但是这个时候由于 cancel_work_sync 的工作机制,在 child kmem_cache 的自我清理工作已经开始的情况下,会等待工作完成才会返回。而清理工作完成后,会从 root kmem_cache 的 children 数组里将自己删除。
但是 kmem_cache_destroy_memcg_children 已经进入了循环并取得了被清理的指针 c,此时 c 是一个 dangling pointer。

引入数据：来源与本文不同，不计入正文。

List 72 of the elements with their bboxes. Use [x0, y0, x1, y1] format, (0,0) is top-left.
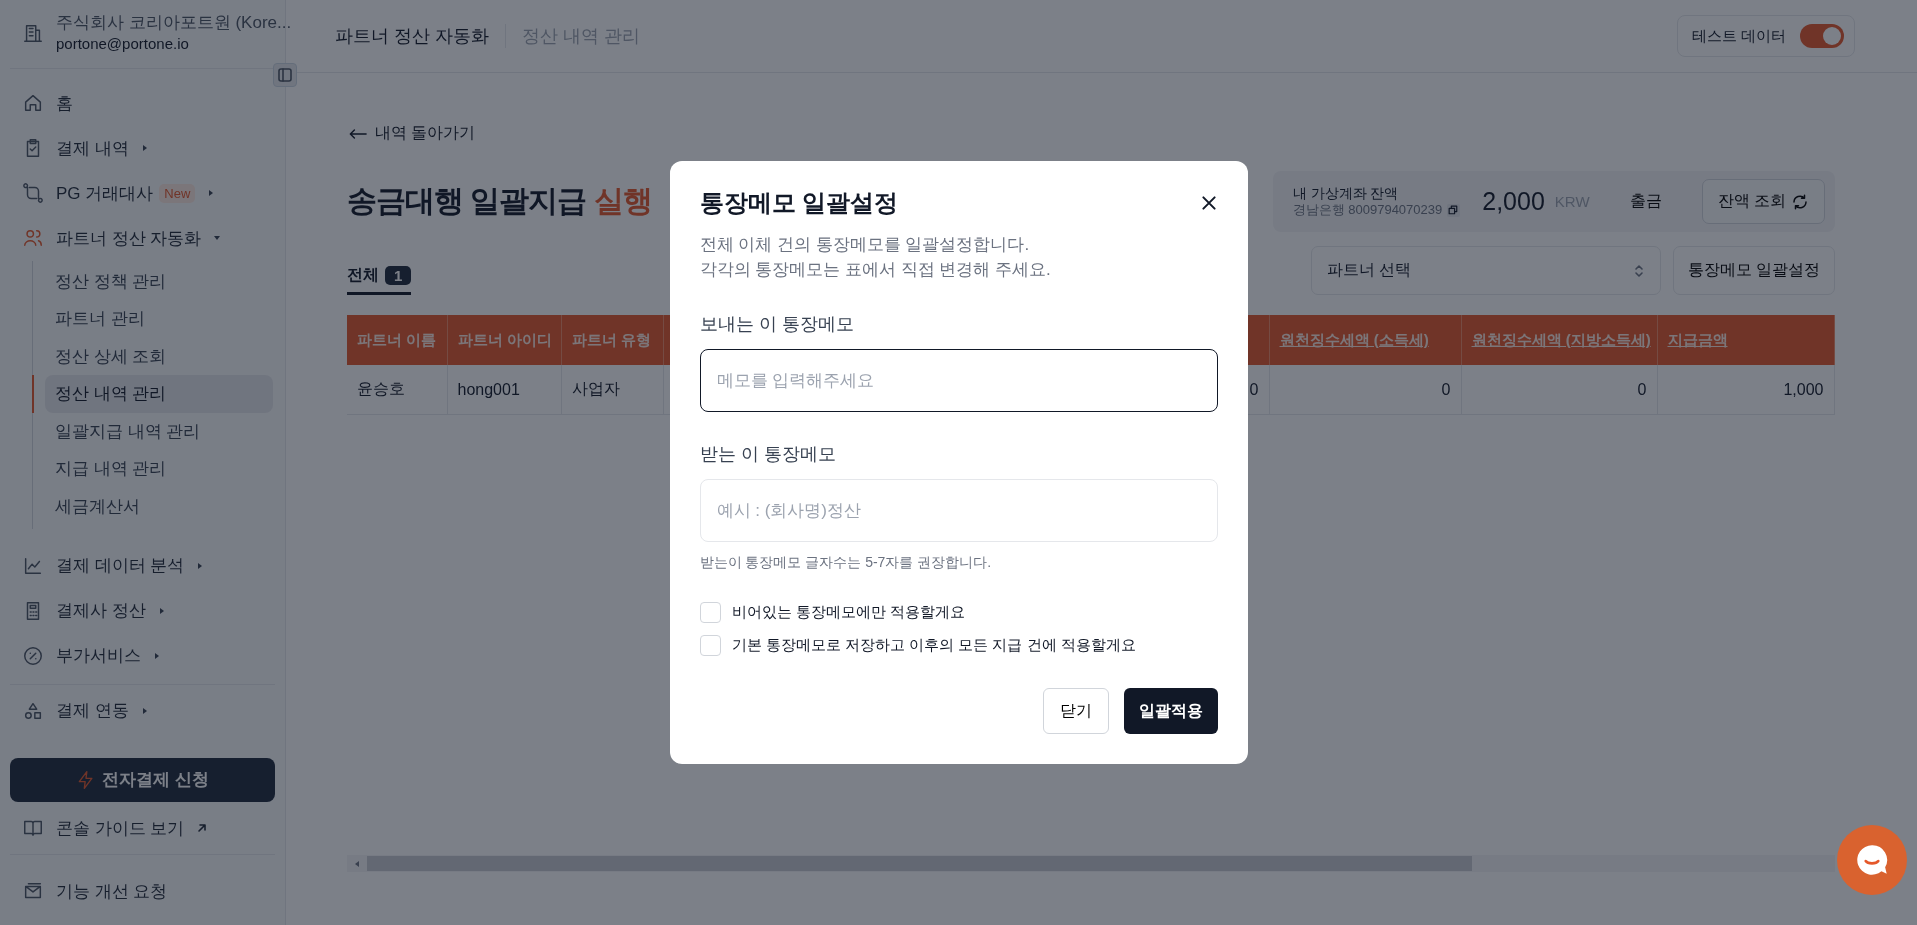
column-header: 파트너 아이디	[447, 315, 561, 365]
sidebar-item[interactable]: 부가서비스	[10, 633, 275, 679]
option-label: 비어있는 통장메모에만 적용할게요	[731, 603, 965, 623]
sidebar-subitem[interactable]: 지급 내역 관리	[45, 450, 273, 488]
refresh-icon	[1791, 192, 1809, 211]
sidebar-item[interactable]: 결제사 정산	[10, 588, 275, 634]
table-cell: 사업자	[561, 365, 663, 415]
sidebar-item[interactable]: 홈	[10, 80, 275, 126]
option-label: 기본 통장메모로 저장하고 이후의 모든 지급 건에 적용할게요	[731, 636, 1136, 656]
column-header[interactable]: 지급금액	[1657, 315, 1834, 365]
copy-icon[interactable]	[1447, 204, 1461, 218]
field-label: 보내는 이 통장메모	[699, 313, 855, 337]
table-cell: hong001	[447, 365, 561, 415]
sidebar-subitem[interactable]: 정산 상세 조회	[45, 337, 273, 376]
new-badge: New	[159, 183, 196, 203]
column-header[interactable]: 원천징수세액 (소득세)	[1269, 315, 1461, 365]
feedback-link[interactable]: 기능 개선 요청	[10, 871, 275, 911]
checkbox[interactable]	[699, 635, 721, 657]
memo-input[interactable]: 메모를 입력해주세요	[699, 349, 1218, 413]
horizontal-scrollbar[interactable]	[347, 855, 1835, 872]
column-header: 파트너 이름	[347, 315, 447, 365]
sidebar-item[interactable]: 결제 내역	[10, 125, 275, 171]
company-name: 주식회사 코리아포트원 (Kore...	[56, 12, 292, 34]
payment-apply-button[interactable]: 전자결제 신청	[10, 757, 275, 803]
column-header[interactable]: 원천징수세액 (지방소득세)	[1461, 315, 1657, 365]
table-cell: 0	[1461, 365, 1657, 415]
panel-icon	[277, 67, 293, 83]
close-icon[interactable]	[1199, 193, 1218, 212]
external-link-icon	[196, 822, 209, 835]
bulk-memo-button[interactable]: 통장메모 일괄설정	[1672, 246, 1835, 295]
test-data-toggle[interactable]	[1800, 24, 1844, 48]
account-email: portone@portone.io	[56, 34, 190, 54]
sidebar-subitem[interactable]: 정산 내역 관리	[45, 375, 273, 413]
table-cell: 윤승호	[347, 365, 447, 415]
field-hint: 받는이 통장메모 글자수는 5-7자를 권장합니다.	[699, 554, 993, 573]
branch-icon	[22, 182, 44, 205]
apply-button[interactable]: 일괄적용	[1123, 688, 1218, 735]
scroll-left-icon[interactable]	[353, 859, 361, 868]
selection-marker	[32, 375, 34, 413]
sidebar-item[interactable]: 파트너 정산 자동화	[10, 215, 275, 261]
close-button[interactable]: 닫기	[1042, 688, 1109, 735]
account-number: 경남은행 8009794070239	[1292, 202, 1443, 220]
withdraw-button[interactable]: 출금	[1623, 190, 1668, 213]
balance-amount: 2,000	[1482, 187, 1545, 216]
back-link[interactable]: 내역 돌아가기	[349, 123, 476, 144]
balance-label: 내 가상계좌 잔액	[1292, 183, 1400, 203]
sidebar-collapse-button[interactable]	[273, 63, 297, 87]
sidebar-subitem[interactable]: 파트너 관리	[45, 300, 273, 338]
column-header: 파트너 유형	[561, 315, 663, 365]
sidebar-subitem[interactable]: 정산 정책 관리	[45, 262, 273, 301]
sidebar-item[interactable]: PG 거래대사 New	[10, 170, 275, 216]
back-arrow-icon	[349, 127, 367, 140]
test-data-label: 테스트 데이터	[1691, 26, 1786, 46]
count-badge: 1	[385, 266, 412, 285]
field-label: 받는 이 통장메모	[699, 443, 837, 467]
percent-icon	[22, 644, 44, 667]
table-cell: 0	[1269, 365, 1461, 415]
sidebar-subitem[interactable]: 세금계산서	[45, 487, 273, 526]
dialog-description: 전체 이체 건의 통장메모를 일괄설정합니다. 각각의 통장메모는 표에서 직접 변경해 주세요.	[699, 233, 1052, 281]
dialog-title: 통장메모 일괄설정	[699, 187, 899, 218]
chevron-updown-icon	[1632, 262, 1645, 279]
partner-select[interactable]: 파트너 선택	[1310, 246, 1661, 295]
tab[interactable]: 전체 1	[347, 265, 412, 295]
sidebar-item[interactable]: 결제 연동	[10, 691, 275, 731]
breadcrumb-item[interactable]: 파트너 정산 자동화	[335, 24, 489, 48]
table-cell: 1,000	[1657, 365, 1834, 415]
checkbox[interactable]	[699, 602, 721, 624]
console-guide-link[interactable]: 콘솔 가이드 보기	[10, 808, 275, 849]
balance-refresh-button[interactable]: 잔액 조회	[1701, 179, 1825, 224]
sidebar-item[interactable]: 결제 데이터 분석	[10, 543, 275, 589]
page-title: 송금대행 일괄지급 실행	[347, 183, 652, 219]
sidebar-subitem[interactable]: 일괄지급 내역 관리	[45, 412, 273, 451]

mutex_lock(&memcg_limit_mutex);
for (i = 0; i < memcg_limited_groups_array_size; i++) {
c = s->memcg_params->memcg_caches[i];
if (!c)
continue;
c->memcg_params->dead = false;
cancel_work_sync(&c->memcg_params->destroy);
/*
* 问题就在这里,此时 s->memcg_params->memcg_caches[i] 已经为 NULL 了,
* 也就是说,不应该再对 c 进行清理操作。
*/
printk(KERN_DEBUG "kdbg: parent %p cache %p index %d is %s existing %p",
s, c, i, is_root_cache(s)?"root":"nonroot",
s->memcg_params->memcg_caches[i]);
kmem_cache_destroy(c);
}
mutex_unlock(&memcg_limit_mutex);
触发这个 BUG 需要达成如下条件:
- child kmem_cache 进入自我清理状态
- root kmem_cache 加锁并进入循环状态,等待 child kmem_cache 清理完成。
- 调用 kmem_cache_destroy 时,child kmem_cache 所处的内存又被申请出去使用,并且为 root。